Metadata: The keys to the kingdom

Jun 7, 2006 1:38 PM, Transition to Digital e-newsletter

    

To be able to assemble program elements for broadcast you have to be able to find them. In a tapeless environment there are no labels on the spines of tapes. Clips and graphic elements reside on a disk. A simple hierarchical directory structure may suffice in the short term, but how do you find a clip or graphics element from last year?

Disk storage is expensive so moving content off to a tape archive is prudent business practice. But you can’t manually search through a robotic tape archive by loading each tape and checking the volume table of contents via a directory or folder listing.

It gets worse. Let’s suppose you want every presidential speech in the last decade that mentioned unemployment. How do you find these clips when they are scattered over numerous archived tapes? Even if the content is on disks, this is still a virtually impossible task.

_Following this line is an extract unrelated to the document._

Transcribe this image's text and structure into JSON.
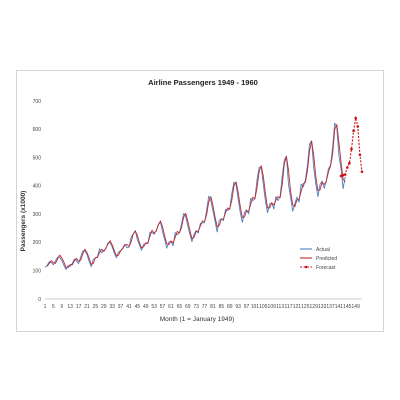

Now let’s add constraint. These speeches cannot be State of the Union speeches and must have been delivered at luncheons. It would be like searching for needles in a number of haystacks.

On your mark

Broadcasters and the media industry are not the first to be confronted with this dilemma. In the pre-PC age, libraries kept track of their books by using the Dewey Decimal System and an extensive card catalog that listed title, author, subject and publication date, among other information. In the 1960s the Library of Congress initiated the Machine Readable Catalog project. Under the direction of Herriette Avram, the MARC Project computerized the entire LoC book catalog.

But the project did not stop there. It was an international effort and became an ISO standard. Libraries all around the world were networked and able to browse the catalogs of any member library. Until the advent of the Internet, this was the largest public freely distributed information database in existence. And the amazing thing is that the MARC system has been augmented and is still in use today.

Babel

Compare this accomplishment to the state of metadata standards in broadcasting today. During the transition to digital production, many metadata implementations have come into being. Generally proprietary, once a system is installed, you are often locked into only that vendor’s solutions.

Compatibility and interoperability of various metadata implementations is now becoming a reality. Efforts such as the Advanced Authoring Format (AAF) and the Material eXchange Format (MXF) are gaining widespread industry acceptance.

AAF is intended for use during production and editing. It includes a rich set of technical, descriptive and rights metadata. AAF files can reference and incorporate other AAF files. In this way a log of the creative history of the piece or clip is maintained.

MXF is a subset of AAF and intended for distribution and archive processes. Essence files are wrapped with MXF metadata. The structure of an MXF file is independent of the format of the essence. MXF files are self-contained and do not reference other external MXF files. The MXF commonality allows transfer of the file to any MXF capable device. Yet to open and use the content, an appropriate decoder must be accessible.

The SMPTE MXF Implementers Working Group is a subgroup of the SMPTE W25 Wrappers and Metadata Committee. The objectives of Working Group include:

  • Promote interoperability between MXF implementations.
  • Provide a platform for users and industry to pose questions and requests for guidance and best practices on MXF implementation.
  • Identify areas where new MXF standards are required and provide adequate SMPTE due process specifications
  • Provide Advisory notes/reports which aid the MXF implementation community.

Open source MXF tools are available.

Unique Material Identifiers (UMID) defined in SMPTE 330-2000 are another potential link through the content lifecycle. Recommended use of UMIDs is described in RP 205.

Version- International Standard Audiovisual Number (V-ISAN), ATSC A/57 identifies programs, episodes and versions of content delivered in MPEG transport streams.

In the consumer environment, various metadata schemes are proliferating. Compatibility between systems is an issue. Of paramount concern at this point in the content lifecycle is the application of rights management. But perhaps a bigger problem is long-term archival storage on media whose lifetimes are uncertain.